After eight years of NO sleep, he sleeps pretty well now.... with a very strict bedtime routine, meds, oils, a heavy blanket, and the dog on top of him. Mess with any of that and we all pay for days.

He eats a wide variety of food and even tries new things, but won't let any of it touch his lips. He opens his mouth wide and scrapes it off the fork with his teeth. Same with toothbrush... no lips.

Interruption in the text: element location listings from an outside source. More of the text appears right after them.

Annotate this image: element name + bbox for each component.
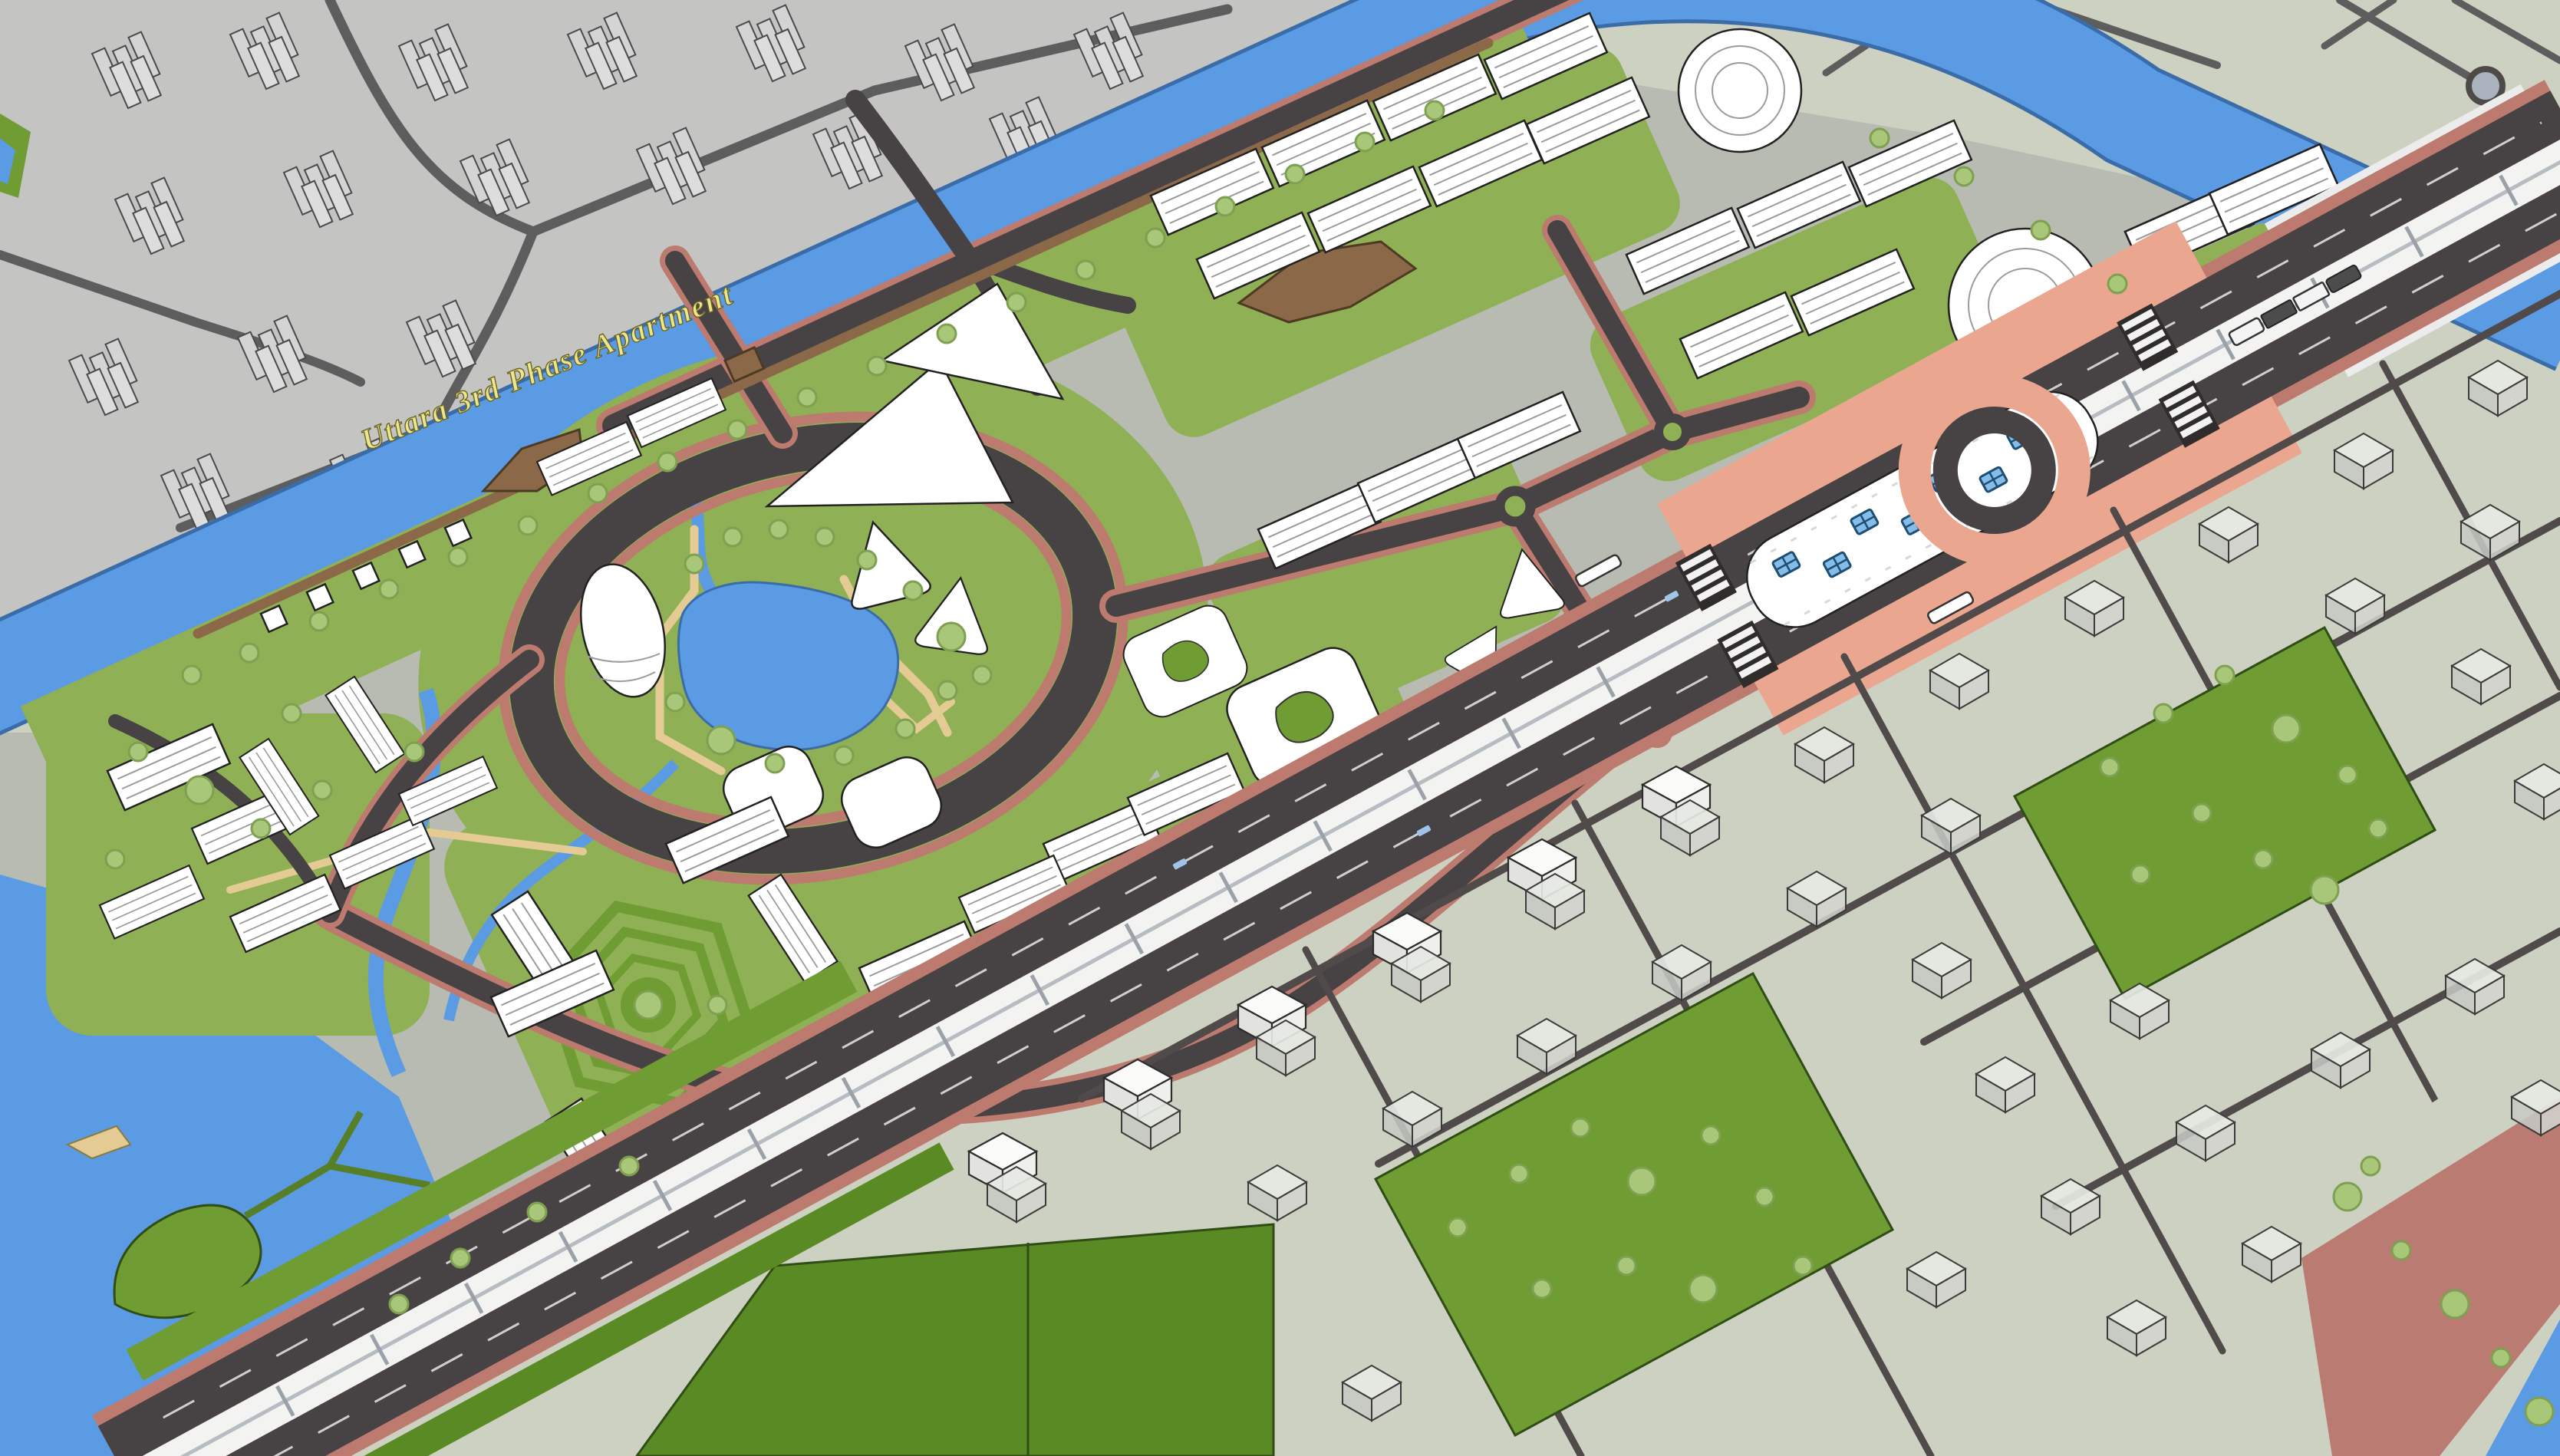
masterplan-canvas: Uttara 3rd Phase Apartment <box>0 0 2560 1456</box>
masterplan-render: Uttara 3rd Phase Apartment <box>0 0 2560 1456</box>
cylinder-tower <box>1679 29 1801 152</box>
mini-roundabout <box>1500 491 1530 522</box>
mini-roundabout <box>1659 418 1686 446</box>
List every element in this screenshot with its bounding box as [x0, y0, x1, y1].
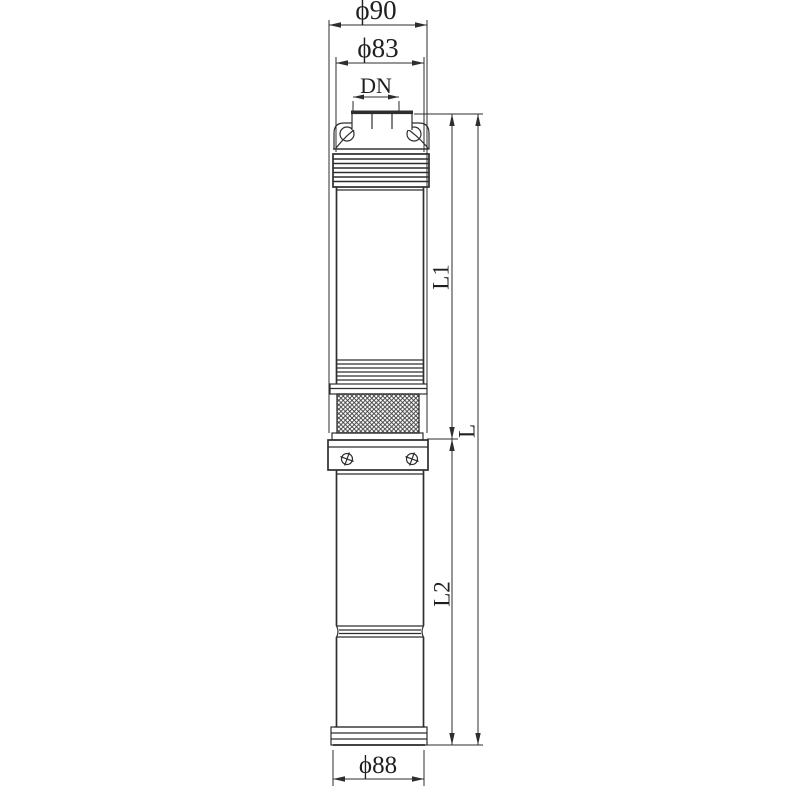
ribbed-top-cap [333, 149, 429, 187]
label-l2: L2 [430, 581, 455, 607]
connector-top-edge [351, 111, 413, 115]
label-l1: L1 [429, 264, 454, 290]
pump-section-body [330, 187, 427, 394]
label-l: L [455, 424, 480, 438]
label-phi88: ϕ88 [359, 752, 397, 779]
screw-right [403, 450, 421, 468]
label-phi83: ϕ83 [357, 33, 398, 63]
label-phi90: ϕ90 [355, 0, 396, 25]
coupling-band [328, 433, 428, 470]
dim-l: L [455, 114, 481, 745]
label-dn: DN [360, 73, 392, 98]
motor-section-lower [337, 637, 424, 727]
motor-section-upper [337, 470, 424, 626]
dim-dn: DN [353, 73, 399, 111]
drawing-canvas: ϕ90 ϕ83 DN L1 [0, 0, 800, 800]
pump-outline-drawing: ϕ90 ϕ83 DN L1 [0, 0, 800, 800]
pump-figure [328, 111, 429, 746]
dim-l1: L1 [429, 114, 455, 439]
screw-left [338, 450, 356, 468]
dim-phi88: ϕ88 [333, 750, 424, 786]
discharge-connector [351, 111, 413, 131]
dim-l2: L2 [430, 439, 455, 745]
motor-neck-groove [337, 626, 424, 637]
bottom-cap [331, 727, 427, 745]
strainer-mesh [337, 394, 419, 433]
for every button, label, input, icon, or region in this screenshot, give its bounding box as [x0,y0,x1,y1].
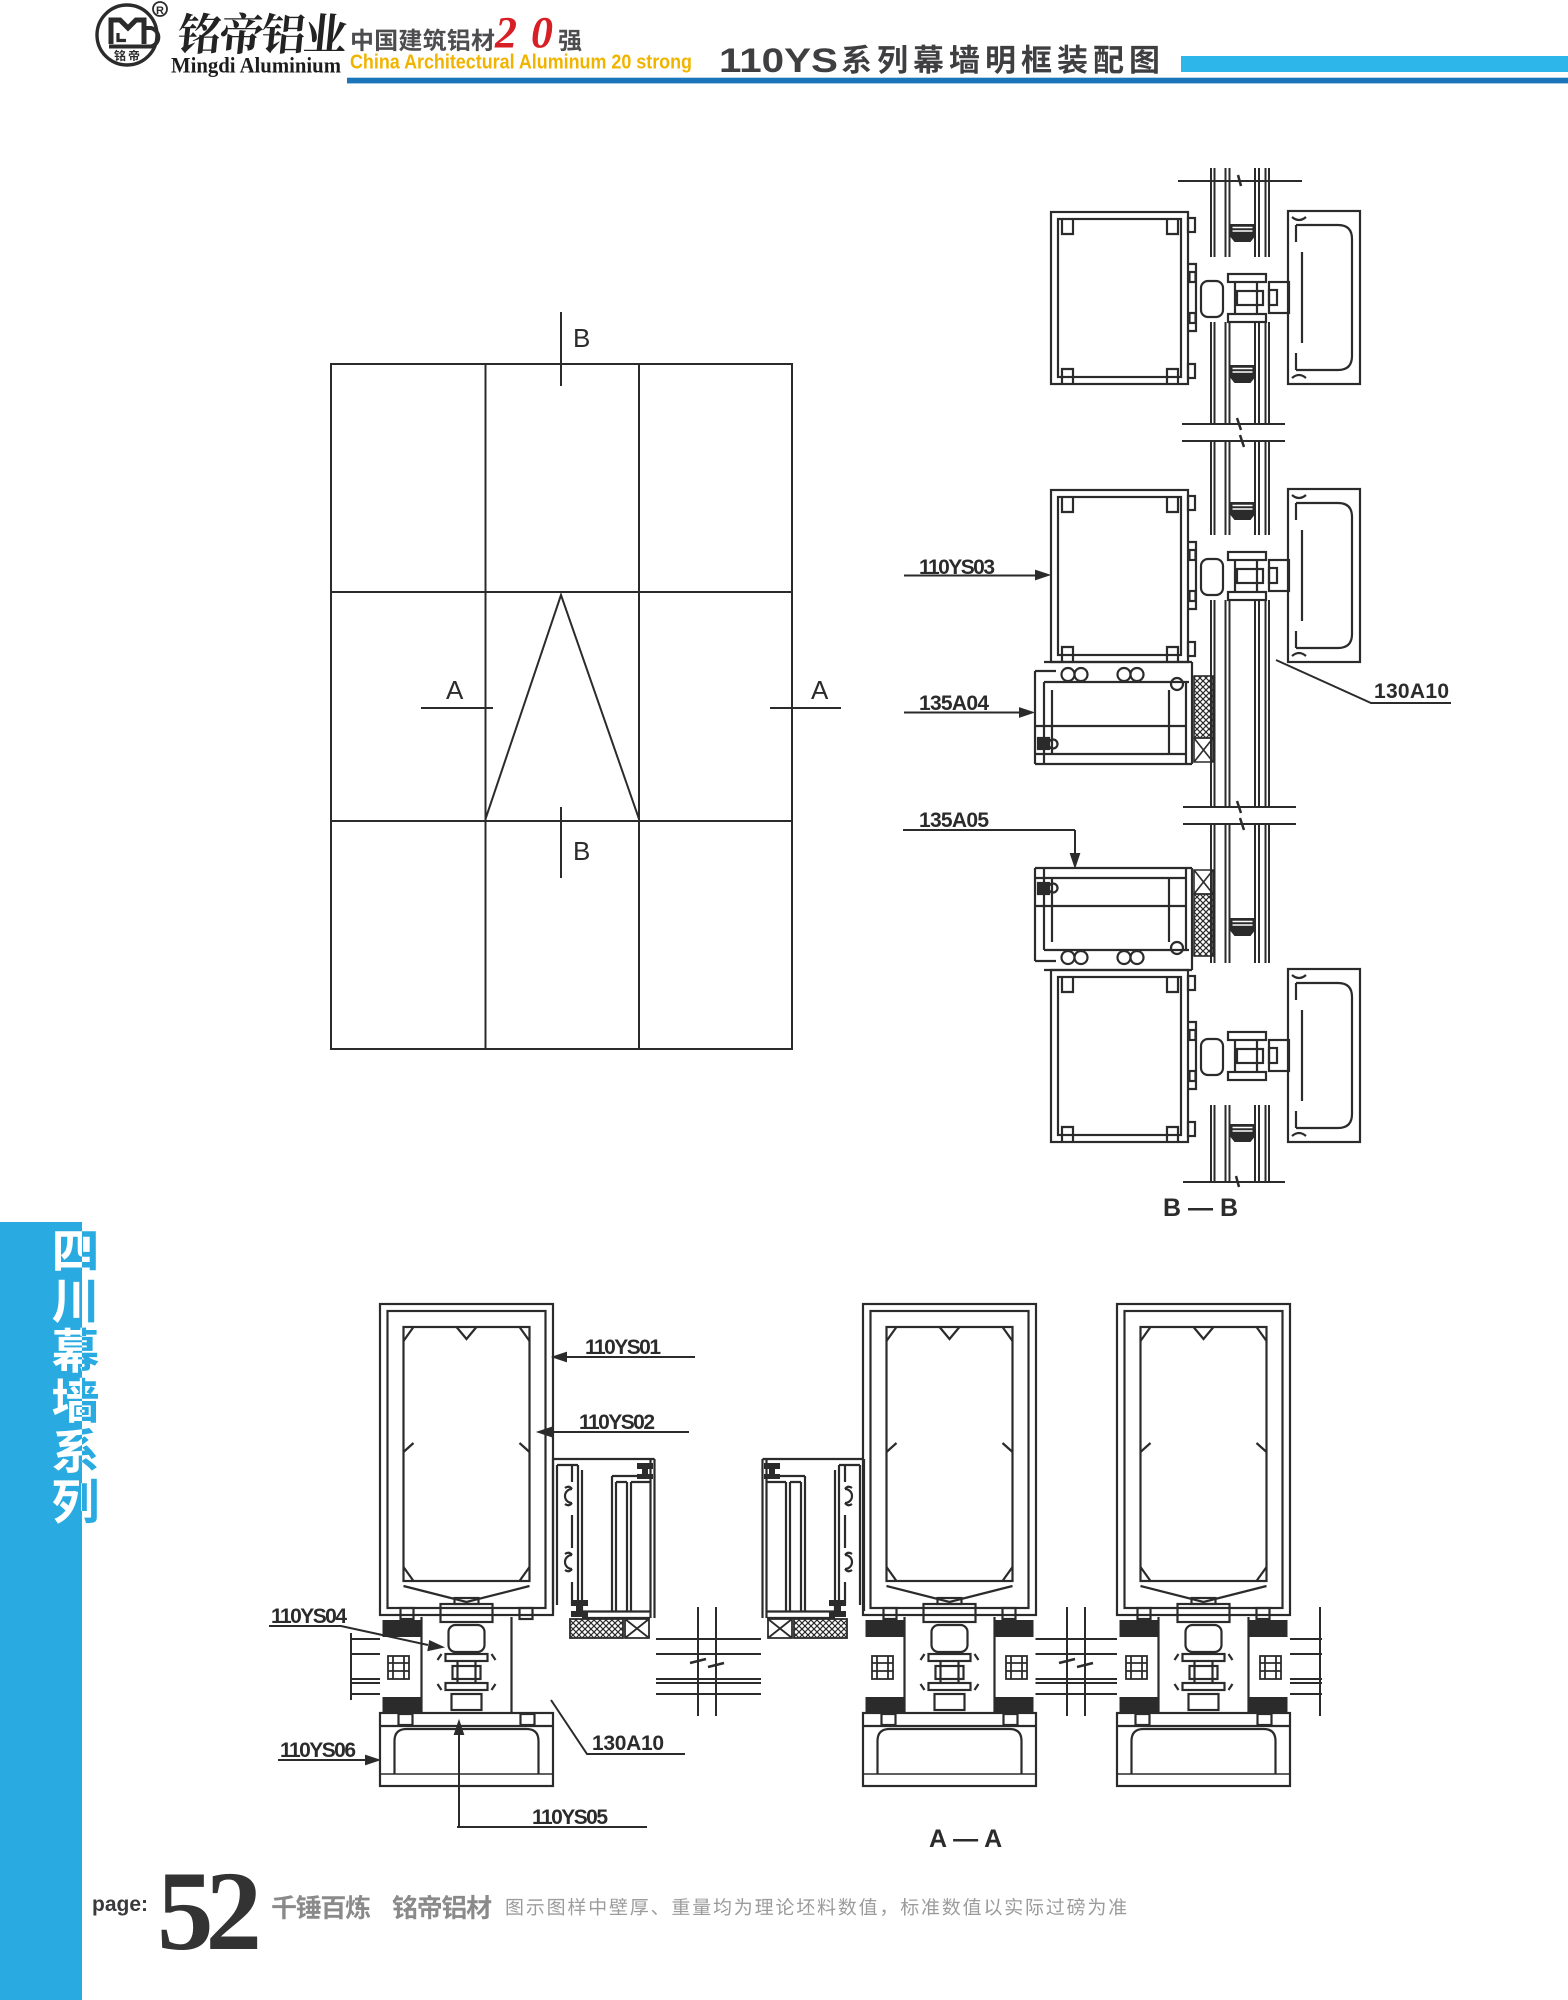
svg-text:page:: page: [92,1893,148,1916]
svg-text:110YS05: 110YS05 [532,1806,608,1829]
svg-text:130A10: 130A10 [592,1732,664,1755]
svg-text:A: A [811,675,829,705]
svg-text:R: R [156,5,164,17]
svg-text:B — B: B — B [1163,1194,1238,1222]
svg-text:A — A: A — A [929,1825,1002,1853]
svg-text:110YS02: 110YS02 [579,1411,655,1434]
svg-text:A: A [446,675,464,705]
svg-text:Mingdi Aluminium: Mingdi Aluminium [171,53,341,78]
svg-text:130A10: 130A10 [1374,680,1449,703]
svg-text:China Architectural Aluminum 2: China Architectural Aluminum 20 strong [350,52,692,74]
svg-text:135A05: 135A05 [919,809,989,832]
svg-text:110YS: 110YS [719,42,838,80]
svg-text:110YS04: 110YS04 [271,1605,347,1628]
svg-text:110YS01: 110YS01 [585,1336,661,1359]
svg-text:20: 20 [494,8,553,57]
svg-text:110YS06: 110YS06 [280,1739,356,1762]
svg-text:52: 52 [157,1849,262,1974]
svg-text:B: B [573,836,590,866]
svg-text:B: B [573,323,590,353]
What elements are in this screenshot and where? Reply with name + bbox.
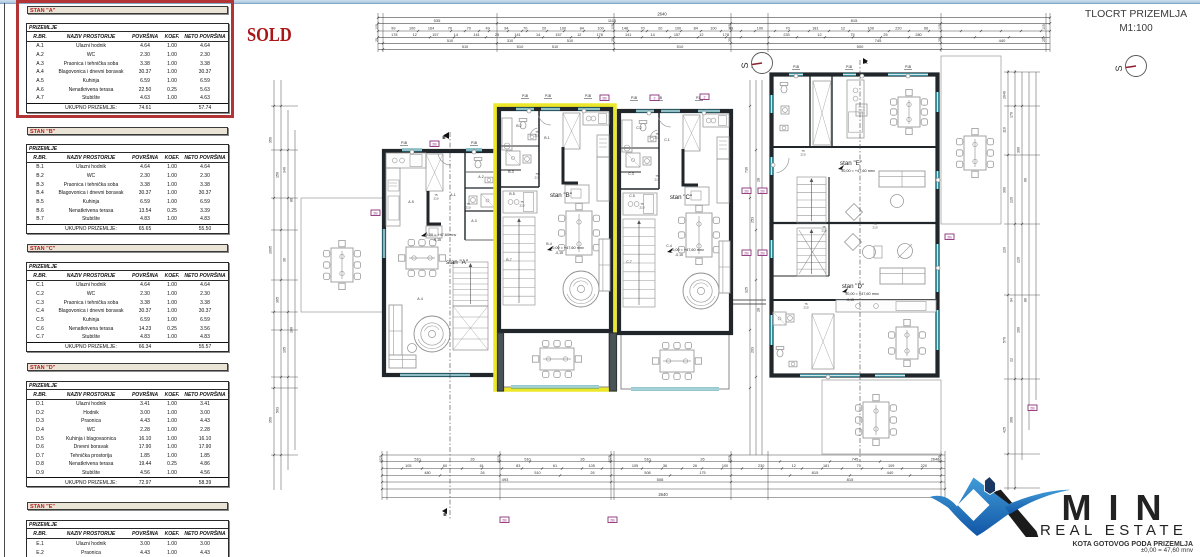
svg-text:2B: 2B — [502, 518, 507, 522]
svg-text:815: 815 — [812, 470, 819, 475]
svg-text:±0,00 = 47,60 mnv: ±0,00 = 47,60 mnv — [1141, 547, 1194, 554]
svg-text:440: 440 — [999, 38, 1006, 43]
svg-text:2B: 2B — [602, 96, 607, 100]
svg-text:350: 350 — [269, 137, 273, 143]
svg-text:1025: 1025 — [497, 455, 501, 462]
svg-text:12: 12 — [413, 33, 417, 37]
svg-text:A.1: A.1 — [450, 193, 455, 197]
svg-text:A.2: A.2 — [478, 175, 483, 179]
svg-text:210: 210 — [519, 204, 524, 208]
svg-text:510: 510 — [567, 39, 573, 43]
svg-text:stan "A": stan "A" — [446, 259, 468, 266]
svg-text:84: 84 — [580, 27, 584, 31]
svg-text:230: 230 — [758, 464, 764, 468]
svg-text:26: 26 — [580, 457, 584, 461]
svg-text:210: 210 — [800, 153, 805, 157]
svg-text:B.7: B.7 — [506, 258, 511, 262]
svg-text:14: 14 — [536, 33, 540, 37]
svg-text:A.5: A.5 — [408, 200, 413, 204]
svg-text:2B: 2B — [610, 518, 615, 522]
svg-text:-0,15: -0,15 — [555, 251, 563, 255]
svg-text:B.5: B.5 — [509, 192, 514, 196]
svg-text:-0,15: -0,15 — [675, 253, 683, 257]
svg-text:480: 480 — [424, 471, 430, 475]
svg-text:stan "B": stan "B" — [550, 192, 572, 199]
svg-text:94: 94 — [504, 27, 508, 31]
svg-text:26: 26 — [480, 471, 484, 475]
svg-text:12: 12 — [817, 33, 821, 37]
svg-text:164: 164 — [428, 27, 434, 31]
svg-text:210: 210 — [465, 206, 470, 210]
svg-text:510: 510 — [517, 44, 524, 49]
svg-text:510: 510 — [534, 471, 540, 475]
svg-text:25: 25 — [938, 38, 942, 42]
svg-text:535: 535 — [434, 18, 441, 23]
svg-text:440: 440 — [887, 470, 894, 475]
svg-text:P1B: P1B — [631, 96, 637, 100]
svg-text:210: 210 — [654, 178, 659, 182]
svg-text:25: 25 — [611, 38, 615, 42]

He cannot stand to wait for anything: not for dinner to be ready or somebody to throw baseball with him or gum from the supermarket or replacement sunglasses when his break. He becomes obsessed. OBSESSED. Asking him to wait, might mean he follows you around or he wiggles like he can't hold his bladder, and asks over and over (politely), or he might get angry. He's very cut and dry: either XYZ is happening or it's not. "Later", "maybe", or "in a minute" don't register.

We have to talk him through options or help him choose a coping skill when our schedule changed, when laundry didn't get done, and when he's crying in the middle of a restaurant because the cheese is falling off his pizza.  The accommodations we make every day have become so second nature, we don't even realize we are doing it anymore. We don't think about doing these things for "autism", we do it for Cale.





Every morning Nathan sets the coffee timer to start for me and leaves me little notes on my Stevia packet (swoon, right?). Recently, Cale asked to leave me a note instead. On the packet, he only wrote: Cale Benjamin. Precious.

Cale has great manners.  He loves his baby sister. He knows everything about cars and (still) carries them around with him everywhere. He is a little human GPS. He is very mechanical and can take almost anything apart and put it back together. He has the best smile and some killer dance moves. He loves the color pink. He wants to play for the NFL and buy his mama a Jeep.

And Cale has autism.



Friday, April 1, 2016

We are lying liars.

We didn't mean to- REALLY.

When we heard God start to whisper, we actually tried to argue!

No way. Not now. That's crazy. We can't.

He whispered and we argued. SO HE GOT LOUDER.
Just to make sure we heard Him loud and clear.



Nathan said: We just got slapped by Jesus.
I don't think you're supposed to say that...

But he did. Because we did.





We have been confirmed over and over. And we can totally be crazy and happy at the same time.




We totally can. 



Lincoln Mabel West



We were approved by China back in February and the paperwork grind is well under way. 
I don't know why or how or what the heck ... but we cannot wait to get our hands on our precious daughter and watch her become everything she was born to be!